Discovering off grid property in BC isn’t all that hard. You’ll find lots of paid classified listings or free classified listings, on the web or in the papers, to complement what you can find on the Multiple Listing Service (which is also available online).
There is, of course, the issue of what, exactly, qualifies as “off grid“? Most pieces of land will have some sort of access, even if only by a tiny road, and so is, point of fact, at least partially on grid. You can, of course, look (or ask a realtor to send you an automated search)for land parcels that do not have electricity hook ups, water, sewer or telephone. These are usually negative characteristics for land sellers, and so you’re likely not going to be facing too much competition from other buyers.

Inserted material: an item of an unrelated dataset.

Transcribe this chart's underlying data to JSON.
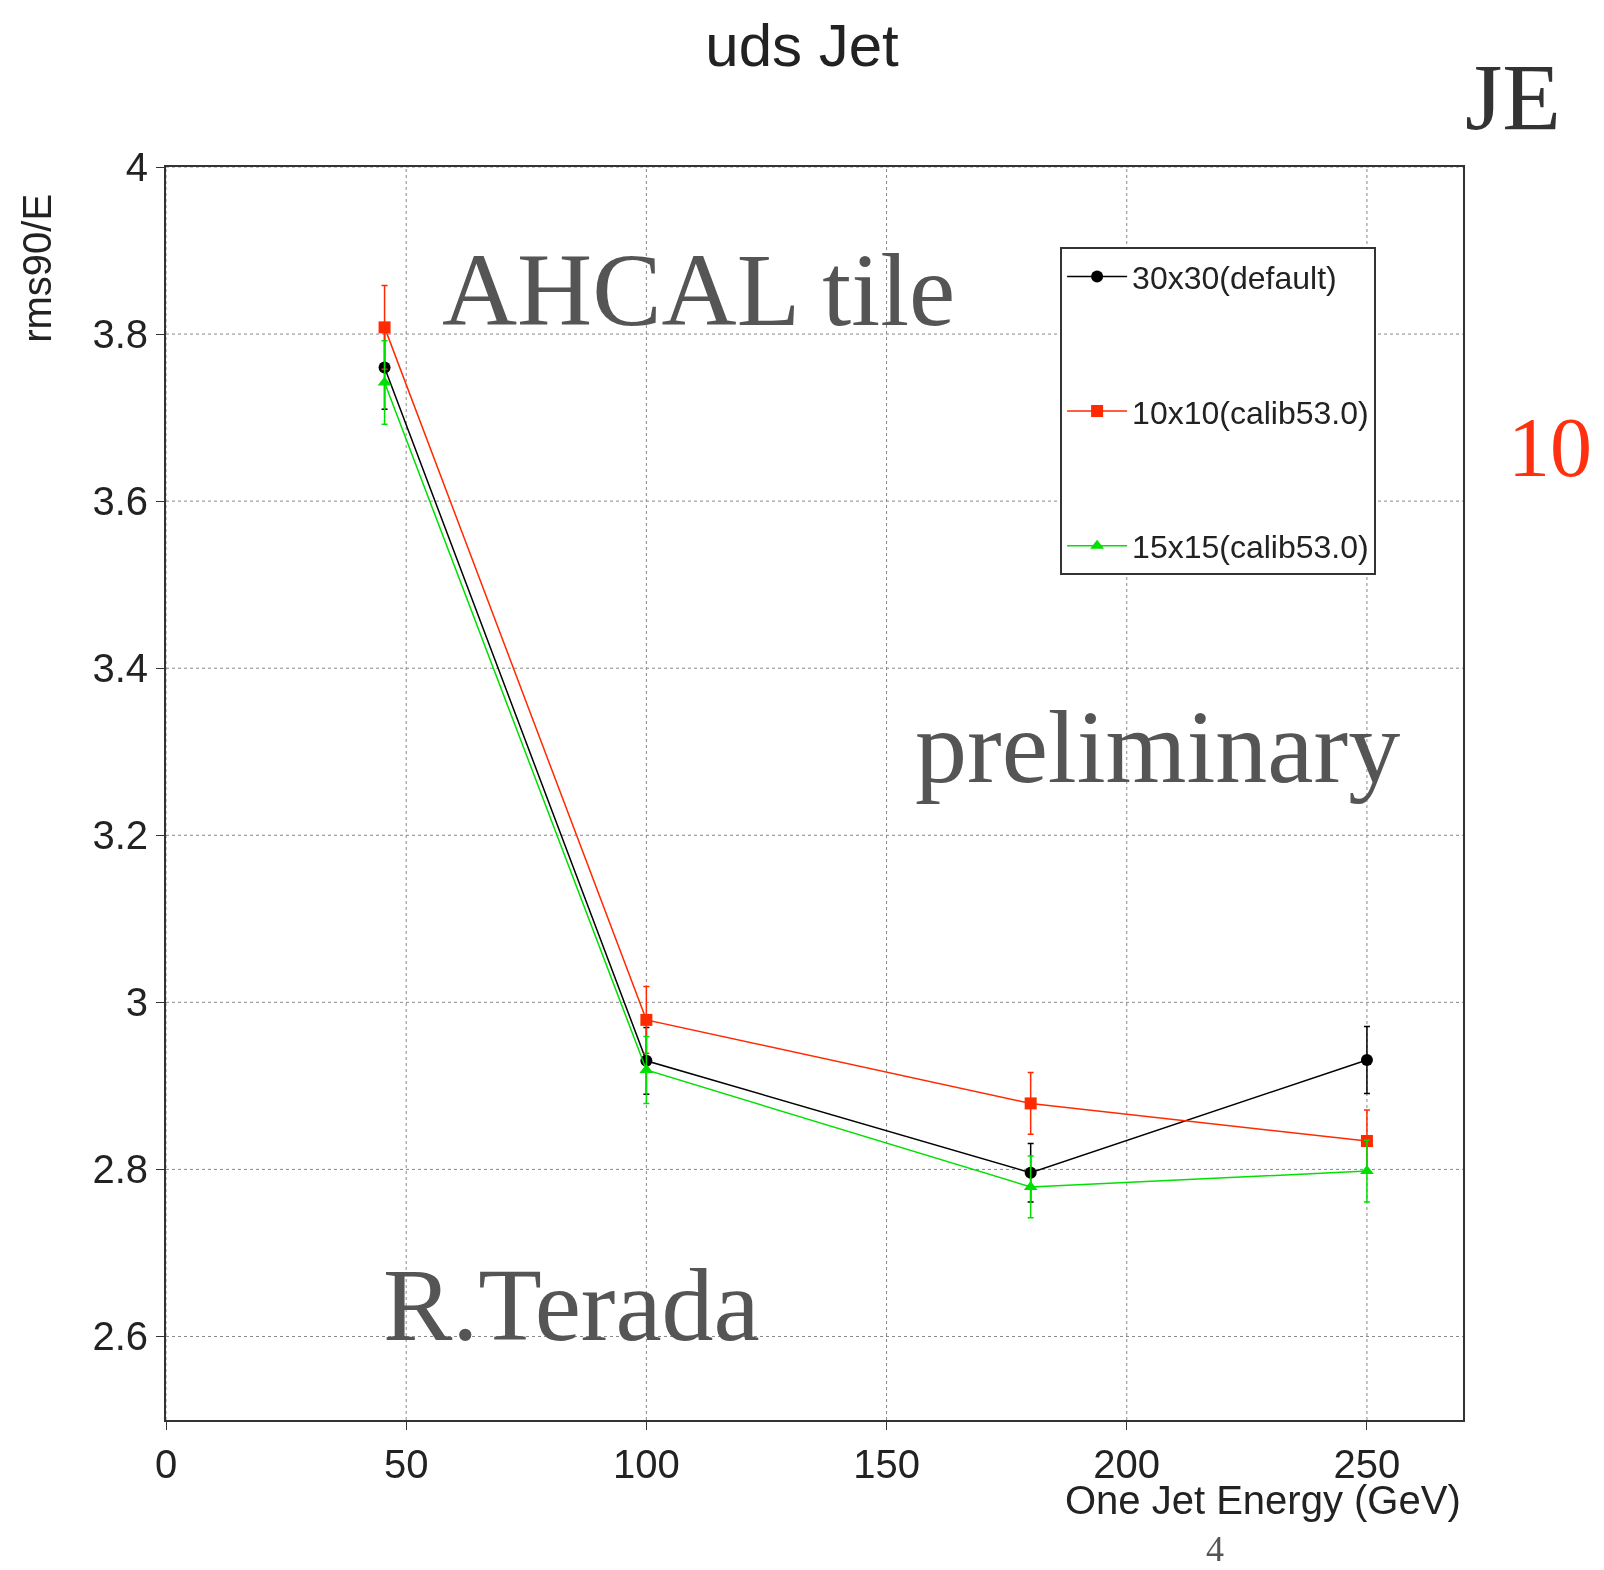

Satisfying local building codes andinspections can be something to get past, but its possible to find unserviced property in areas that do not don’t require building inspectors. These are usually properties that are far from the nearest built up areas. Technically you are still supposed to comply with the BC Building Code, but its unlikely that anyone will enforce the code.
In any event, satisfying the building code is possible. The building code allows lots of types of building styles, and is supposed to ensure that the building is safe, not that its hooked up to the grid. There are successful off grid properties that meet the local building code and which have been inspected and passed by inspectors.
Its possible to acquire pieces of property in BC that you can’t reach by road. Most of the time this is water or boat access, either by lake or, more commonly, by the ocean. There are also properties that are accessed by horse, bushplane or walking. You may find this more attractive remember that poor access makes home building difficult, and once you’re built it you’ll still have the obstacle of getting medical attention or supplies.
Going offgrid in British Columbia means making it through the winter. Winters are chilly enough everywhere in the province that you’ll need a heat source, and in some areas of the province it gets really chilly. The best solution is wood heat, but for that you require a stove or fireplace, and plenty of cordwood. Perhaps the most attractive and most sustainable is geothermal, which can be built in many ways.
Solar and wind won’t do the trick for heat. They can, and do, give enough electricity electricty to run an off grid household, although your electricty consumption habits will probably have to change. Solar can be very costly, and so can wind, when you make the intial investment. You can build your own, though, and there are lots of plans on the internet that work.
You can go offgrid with a generator, and as long as you have enough gas or diesel you’ll have electricty to spare. This is how remote set ups, whether farms, lodges or ranches, have been powered throughout the remote parts of BC, but a old style generatorlikely isn’t as attractive to modern day off gridders.
I think the biggest thing to remember when considering living off the grid is that it is not easy, it will likely be more difficult than you imagined, and there will be obstacles that you never anticipated. Of course, most off gridders are resourceful – its in their DNA.